Moreover, like their public school peers, ESA households represent families across the economic spectrum, as Goldwater and other organizations such as the nonpartisan Common Sense Institute have repeatedly documented. But opponents—who offer no objection to such families enrolling in large numbers in public district or charter schools (at taxpayer expense)—condemn these same families as an exceptional financial burden simply for choosing to instead direct their allotment of education funding to private or home-based learning options through the ESA program.
Such double standards are not the basis for sound public policy, nor are they a recipe for educational or financial prosperity within the states.
They are, however, apparently a sufficient rationale for those opposed to school choice to justify their positions. As the left-leaning Brookings Institute recently acknowledged:
“The Goldwater Institute…notes that Arizona spends a great deal of money to “subsidize public school instruction” for wealthy families. It accuses us (and/or others) of a double standard in how we object to using government funds to pay for wealthy students’ private schooling but not public schooling.”
Their response? Not even attempting to deny the charge:
“Americans have long accepted—in fact, embraced—a double standard for public and private schools.”
By simply proclaiming a national “consensus” in support of their own views—and ignoring an entire half of the nation seeking something better—advocacy organizations like Brookings suggest the education status quo should be preserved because…that’s how it’s always been.
Yet this same status quo failed families during COVID-19, locked children out of classrooms, has doubled inflation-adjusted K-12 costs over recent decades, and has failed to meaningfully improve student outcomes for generations.

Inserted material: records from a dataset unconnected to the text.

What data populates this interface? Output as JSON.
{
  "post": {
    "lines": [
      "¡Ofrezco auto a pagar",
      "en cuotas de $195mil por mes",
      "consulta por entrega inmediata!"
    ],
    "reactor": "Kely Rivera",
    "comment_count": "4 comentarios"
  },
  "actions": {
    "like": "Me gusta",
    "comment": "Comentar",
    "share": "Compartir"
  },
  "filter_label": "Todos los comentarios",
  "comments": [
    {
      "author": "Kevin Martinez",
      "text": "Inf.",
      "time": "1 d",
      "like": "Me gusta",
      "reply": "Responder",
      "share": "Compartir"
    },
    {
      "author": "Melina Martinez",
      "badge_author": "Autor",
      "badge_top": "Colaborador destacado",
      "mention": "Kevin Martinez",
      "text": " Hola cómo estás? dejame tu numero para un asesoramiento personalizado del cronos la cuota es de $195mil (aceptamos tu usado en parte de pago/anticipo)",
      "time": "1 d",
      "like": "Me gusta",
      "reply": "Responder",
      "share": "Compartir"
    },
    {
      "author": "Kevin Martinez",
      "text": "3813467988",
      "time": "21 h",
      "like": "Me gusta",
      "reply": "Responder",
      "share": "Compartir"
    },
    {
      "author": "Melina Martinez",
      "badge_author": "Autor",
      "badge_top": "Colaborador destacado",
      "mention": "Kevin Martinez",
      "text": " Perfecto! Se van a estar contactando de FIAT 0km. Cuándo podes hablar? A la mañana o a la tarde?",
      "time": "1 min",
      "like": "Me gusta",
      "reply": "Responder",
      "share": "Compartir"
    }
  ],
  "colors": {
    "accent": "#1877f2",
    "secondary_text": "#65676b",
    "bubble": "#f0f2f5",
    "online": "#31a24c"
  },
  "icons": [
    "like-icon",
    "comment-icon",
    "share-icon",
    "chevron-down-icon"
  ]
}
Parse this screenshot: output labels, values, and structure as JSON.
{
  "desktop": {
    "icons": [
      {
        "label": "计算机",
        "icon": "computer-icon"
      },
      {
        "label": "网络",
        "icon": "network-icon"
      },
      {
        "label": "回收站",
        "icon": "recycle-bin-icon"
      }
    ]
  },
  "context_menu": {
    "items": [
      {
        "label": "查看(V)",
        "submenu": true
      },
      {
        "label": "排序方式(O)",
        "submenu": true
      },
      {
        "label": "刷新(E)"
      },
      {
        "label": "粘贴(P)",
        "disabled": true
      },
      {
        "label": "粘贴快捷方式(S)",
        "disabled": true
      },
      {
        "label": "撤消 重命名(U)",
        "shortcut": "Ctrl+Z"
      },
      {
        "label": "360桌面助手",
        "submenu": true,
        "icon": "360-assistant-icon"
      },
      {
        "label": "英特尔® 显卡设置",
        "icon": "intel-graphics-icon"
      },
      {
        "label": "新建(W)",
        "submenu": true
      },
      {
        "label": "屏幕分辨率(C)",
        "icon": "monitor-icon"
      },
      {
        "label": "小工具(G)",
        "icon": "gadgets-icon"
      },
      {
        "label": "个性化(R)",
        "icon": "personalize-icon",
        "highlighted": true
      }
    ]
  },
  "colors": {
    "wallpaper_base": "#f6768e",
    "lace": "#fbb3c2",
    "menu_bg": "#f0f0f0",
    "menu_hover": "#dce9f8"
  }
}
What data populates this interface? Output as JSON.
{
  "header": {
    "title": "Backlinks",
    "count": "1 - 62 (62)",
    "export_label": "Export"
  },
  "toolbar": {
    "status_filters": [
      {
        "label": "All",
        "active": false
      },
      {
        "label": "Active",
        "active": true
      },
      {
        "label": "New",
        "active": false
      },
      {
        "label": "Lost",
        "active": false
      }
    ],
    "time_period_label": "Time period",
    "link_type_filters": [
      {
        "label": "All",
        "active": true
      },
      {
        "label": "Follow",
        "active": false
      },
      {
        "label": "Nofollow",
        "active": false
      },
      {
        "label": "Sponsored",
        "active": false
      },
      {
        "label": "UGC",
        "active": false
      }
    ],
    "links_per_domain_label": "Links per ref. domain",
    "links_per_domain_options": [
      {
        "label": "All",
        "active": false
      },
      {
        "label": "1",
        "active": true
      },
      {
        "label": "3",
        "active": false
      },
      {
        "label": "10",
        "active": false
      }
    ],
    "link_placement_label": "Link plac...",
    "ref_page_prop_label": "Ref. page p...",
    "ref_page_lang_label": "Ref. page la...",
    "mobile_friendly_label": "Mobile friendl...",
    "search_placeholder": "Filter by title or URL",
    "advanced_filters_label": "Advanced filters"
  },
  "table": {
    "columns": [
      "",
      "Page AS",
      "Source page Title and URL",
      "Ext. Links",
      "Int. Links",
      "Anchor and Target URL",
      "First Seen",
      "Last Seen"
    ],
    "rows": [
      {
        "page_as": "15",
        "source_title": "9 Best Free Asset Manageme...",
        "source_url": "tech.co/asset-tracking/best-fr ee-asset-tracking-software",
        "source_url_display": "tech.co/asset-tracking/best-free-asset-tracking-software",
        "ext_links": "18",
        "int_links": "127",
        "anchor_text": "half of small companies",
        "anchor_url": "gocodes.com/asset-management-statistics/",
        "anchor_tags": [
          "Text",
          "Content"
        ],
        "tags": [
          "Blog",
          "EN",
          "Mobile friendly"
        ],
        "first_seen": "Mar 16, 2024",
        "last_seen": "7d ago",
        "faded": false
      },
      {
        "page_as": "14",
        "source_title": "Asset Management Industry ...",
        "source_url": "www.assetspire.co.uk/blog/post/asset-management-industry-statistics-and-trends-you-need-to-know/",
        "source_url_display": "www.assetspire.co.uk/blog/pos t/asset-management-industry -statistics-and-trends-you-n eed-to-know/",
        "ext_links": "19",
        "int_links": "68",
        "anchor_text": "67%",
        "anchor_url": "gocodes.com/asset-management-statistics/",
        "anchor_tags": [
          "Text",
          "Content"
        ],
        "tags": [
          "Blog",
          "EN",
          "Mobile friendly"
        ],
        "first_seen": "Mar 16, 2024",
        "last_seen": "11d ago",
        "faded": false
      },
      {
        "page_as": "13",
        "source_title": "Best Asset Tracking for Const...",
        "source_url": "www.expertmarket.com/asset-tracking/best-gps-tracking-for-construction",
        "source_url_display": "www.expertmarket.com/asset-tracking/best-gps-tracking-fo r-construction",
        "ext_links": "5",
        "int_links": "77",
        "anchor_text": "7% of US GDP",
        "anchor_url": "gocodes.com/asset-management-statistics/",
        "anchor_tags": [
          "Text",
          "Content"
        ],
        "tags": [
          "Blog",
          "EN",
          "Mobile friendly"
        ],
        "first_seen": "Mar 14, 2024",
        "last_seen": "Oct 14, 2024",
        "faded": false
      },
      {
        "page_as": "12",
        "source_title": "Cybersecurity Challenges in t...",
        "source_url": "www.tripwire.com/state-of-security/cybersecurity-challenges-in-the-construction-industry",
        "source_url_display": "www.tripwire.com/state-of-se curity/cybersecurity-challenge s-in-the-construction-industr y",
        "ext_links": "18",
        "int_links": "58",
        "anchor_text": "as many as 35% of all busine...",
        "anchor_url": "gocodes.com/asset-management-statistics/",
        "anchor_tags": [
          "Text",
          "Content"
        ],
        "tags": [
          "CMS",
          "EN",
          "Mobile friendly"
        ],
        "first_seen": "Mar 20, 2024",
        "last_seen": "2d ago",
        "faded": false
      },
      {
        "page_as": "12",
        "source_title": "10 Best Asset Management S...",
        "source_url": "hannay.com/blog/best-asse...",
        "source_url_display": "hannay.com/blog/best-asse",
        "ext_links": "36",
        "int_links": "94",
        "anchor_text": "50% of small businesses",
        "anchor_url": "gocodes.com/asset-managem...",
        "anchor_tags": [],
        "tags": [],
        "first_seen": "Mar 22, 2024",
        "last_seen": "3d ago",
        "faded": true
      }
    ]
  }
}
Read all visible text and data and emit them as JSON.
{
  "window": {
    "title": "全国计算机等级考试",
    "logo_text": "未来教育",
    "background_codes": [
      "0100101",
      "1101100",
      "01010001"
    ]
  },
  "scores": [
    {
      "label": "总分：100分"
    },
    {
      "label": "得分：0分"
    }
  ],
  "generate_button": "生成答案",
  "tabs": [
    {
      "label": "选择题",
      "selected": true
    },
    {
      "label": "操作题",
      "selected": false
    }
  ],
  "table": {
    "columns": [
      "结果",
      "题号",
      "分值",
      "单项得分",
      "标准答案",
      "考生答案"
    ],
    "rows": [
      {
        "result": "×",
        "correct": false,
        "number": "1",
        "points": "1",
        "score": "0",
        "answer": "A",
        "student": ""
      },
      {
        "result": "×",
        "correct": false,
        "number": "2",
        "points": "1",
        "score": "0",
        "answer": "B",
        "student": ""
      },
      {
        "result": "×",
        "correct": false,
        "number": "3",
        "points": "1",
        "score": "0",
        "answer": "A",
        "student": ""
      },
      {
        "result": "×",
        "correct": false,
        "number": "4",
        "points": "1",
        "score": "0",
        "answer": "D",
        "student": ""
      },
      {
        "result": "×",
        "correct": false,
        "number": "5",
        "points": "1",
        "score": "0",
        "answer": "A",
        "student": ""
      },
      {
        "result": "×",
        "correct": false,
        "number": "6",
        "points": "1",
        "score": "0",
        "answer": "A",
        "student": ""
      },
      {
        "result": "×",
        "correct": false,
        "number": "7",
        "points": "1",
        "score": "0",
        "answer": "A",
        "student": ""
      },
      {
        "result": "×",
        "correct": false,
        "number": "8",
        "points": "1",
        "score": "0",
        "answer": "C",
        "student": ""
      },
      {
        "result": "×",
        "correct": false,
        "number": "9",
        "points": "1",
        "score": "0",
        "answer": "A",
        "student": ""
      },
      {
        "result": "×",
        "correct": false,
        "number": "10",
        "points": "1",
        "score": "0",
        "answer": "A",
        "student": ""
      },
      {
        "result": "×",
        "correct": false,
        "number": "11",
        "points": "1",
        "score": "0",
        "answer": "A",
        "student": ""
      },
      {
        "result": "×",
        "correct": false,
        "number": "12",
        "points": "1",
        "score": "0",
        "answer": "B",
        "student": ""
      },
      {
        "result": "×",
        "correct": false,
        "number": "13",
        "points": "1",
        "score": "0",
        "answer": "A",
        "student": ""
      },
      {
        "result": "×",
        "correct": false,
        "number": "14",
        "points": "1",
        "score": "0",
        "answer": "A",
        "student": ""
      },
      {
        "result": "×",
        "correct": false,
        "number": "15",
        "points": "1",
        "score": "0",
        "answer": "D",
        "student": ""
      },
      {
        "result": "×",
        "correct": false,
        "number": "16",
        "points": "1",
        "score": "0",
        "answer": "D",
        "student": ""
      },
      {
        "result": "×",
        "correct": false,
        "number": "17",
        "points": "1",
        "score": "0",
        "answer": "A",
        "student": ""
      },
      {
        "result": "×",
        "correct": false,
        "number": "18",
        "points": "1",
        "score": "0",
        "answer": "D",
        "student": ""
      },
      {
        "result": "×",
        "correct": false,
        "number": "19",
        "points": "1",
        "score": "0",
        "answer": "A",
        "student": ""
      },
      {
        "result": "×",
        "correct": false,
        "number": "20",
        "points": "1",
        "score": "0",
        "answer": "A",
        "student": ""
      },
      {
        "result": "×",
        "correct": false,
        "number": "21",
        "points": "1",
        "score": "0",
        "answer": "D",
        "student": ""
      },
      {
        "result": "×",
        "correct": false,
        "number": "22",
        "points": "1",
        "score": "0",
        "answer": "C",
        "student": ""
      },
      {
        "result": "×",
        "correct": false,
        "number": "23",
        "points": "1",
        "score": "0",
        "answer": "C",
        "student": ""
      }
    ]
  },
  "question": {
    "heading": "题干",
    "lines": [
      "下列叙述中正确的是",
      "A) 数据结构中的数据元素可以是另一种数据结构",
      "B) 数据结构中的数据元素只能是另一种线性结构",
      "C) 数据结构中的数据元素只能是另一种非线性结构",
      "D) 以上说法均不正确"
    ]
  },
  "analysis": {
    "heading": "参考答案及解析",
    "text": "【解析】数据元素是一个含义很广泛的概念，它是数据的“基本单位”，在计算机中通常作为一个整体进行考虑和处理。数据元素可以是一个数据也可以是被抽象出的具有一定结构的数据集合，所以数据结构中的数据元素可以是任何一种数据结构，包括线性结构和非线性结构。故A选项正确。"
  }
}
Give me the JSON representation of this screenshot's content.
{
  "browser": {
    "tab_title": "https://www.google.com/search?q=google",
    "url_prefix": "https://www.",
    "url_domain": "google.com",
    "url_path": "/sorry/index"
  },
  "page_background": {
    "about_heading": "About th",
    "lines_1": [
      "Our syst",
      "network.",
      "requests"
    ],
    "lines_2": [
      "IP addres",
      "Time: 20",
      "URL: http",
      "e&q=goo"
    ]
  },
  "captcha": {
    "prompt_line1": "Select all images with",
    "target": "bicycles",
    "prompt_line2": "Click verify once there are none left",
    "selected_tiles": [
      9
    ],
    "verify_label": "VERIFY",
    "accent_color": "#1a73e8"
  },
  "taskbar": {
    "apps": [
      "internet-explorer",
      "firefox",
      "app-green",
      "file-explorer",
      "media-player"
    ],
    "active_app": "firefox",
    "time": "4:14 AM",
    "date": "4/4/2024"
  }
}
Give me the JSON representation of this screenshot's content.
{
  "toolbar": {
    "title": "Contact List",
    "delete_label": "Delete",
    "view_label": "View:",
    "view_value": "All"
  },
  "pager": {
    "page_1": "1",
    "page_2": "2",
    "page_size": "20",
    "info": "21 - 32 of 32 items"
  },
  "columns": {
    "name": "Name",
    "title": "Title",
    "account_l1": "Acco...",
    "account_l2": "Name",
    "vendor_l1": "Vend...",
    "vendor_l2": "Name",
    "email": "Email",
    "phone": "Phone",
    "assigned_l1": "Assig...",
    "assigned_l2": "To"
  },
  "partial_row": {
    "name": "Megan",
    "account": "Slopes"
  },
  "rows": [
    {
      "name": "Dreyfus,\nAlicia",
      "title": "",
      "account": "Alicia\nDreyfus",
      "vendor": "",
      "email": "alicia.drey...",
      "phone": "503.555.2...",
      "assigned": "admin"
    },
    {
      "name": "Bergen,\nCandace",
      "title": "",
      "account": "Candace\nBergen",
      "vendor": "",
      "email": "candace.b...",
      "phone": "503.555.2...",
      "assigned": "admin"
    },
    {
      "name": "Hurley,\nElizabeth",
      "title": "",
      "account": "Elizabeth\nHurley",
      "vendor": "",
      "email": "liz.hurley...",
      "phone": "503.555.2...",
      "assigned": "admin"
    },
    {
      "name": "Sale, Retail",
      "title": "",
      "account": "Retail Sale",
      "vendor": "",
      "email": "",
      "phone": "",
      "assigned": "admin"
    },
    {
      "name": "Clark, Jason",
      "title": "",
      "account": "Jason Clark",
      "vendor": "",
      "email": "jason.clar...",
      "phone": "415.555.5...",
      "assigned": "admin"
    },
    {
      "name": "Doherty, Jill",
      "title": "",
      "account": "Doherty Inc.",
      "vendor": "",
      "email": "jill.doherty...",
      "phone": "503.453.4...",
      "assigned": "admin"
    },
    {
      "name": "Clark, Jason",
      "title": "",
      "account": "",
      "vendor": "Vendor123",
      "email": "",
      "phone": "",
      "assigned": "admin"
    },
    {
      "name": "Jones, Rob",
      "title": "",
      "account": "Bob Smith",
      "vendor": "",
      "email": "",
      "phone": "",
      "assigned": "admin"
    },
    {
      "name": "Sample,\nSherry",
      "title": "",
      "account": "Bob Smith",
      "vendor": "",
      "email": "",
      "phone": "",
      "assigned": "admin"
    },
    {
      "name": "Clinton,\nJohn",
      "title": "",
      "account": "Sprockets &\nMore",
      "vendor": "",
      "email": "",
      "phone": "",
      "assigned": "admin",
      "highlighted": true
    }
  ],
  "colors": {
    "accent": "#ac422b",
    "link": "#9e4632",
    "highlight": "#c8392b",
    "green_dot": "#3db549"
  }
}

The proliferation of education savings accounts—like other school choice innovations such as charter schools—on the other hand, offers families and lawmakers the opportunity to expand the range of educational choices available to students and ensure that each child can pursue an education of excellence, not simply political convenience.
Matt Beienburg is the Director of Education Policy at the Goldwater Institute. He also serves as director of the institute’s Van Sittert Center for Constitutional Advocacy.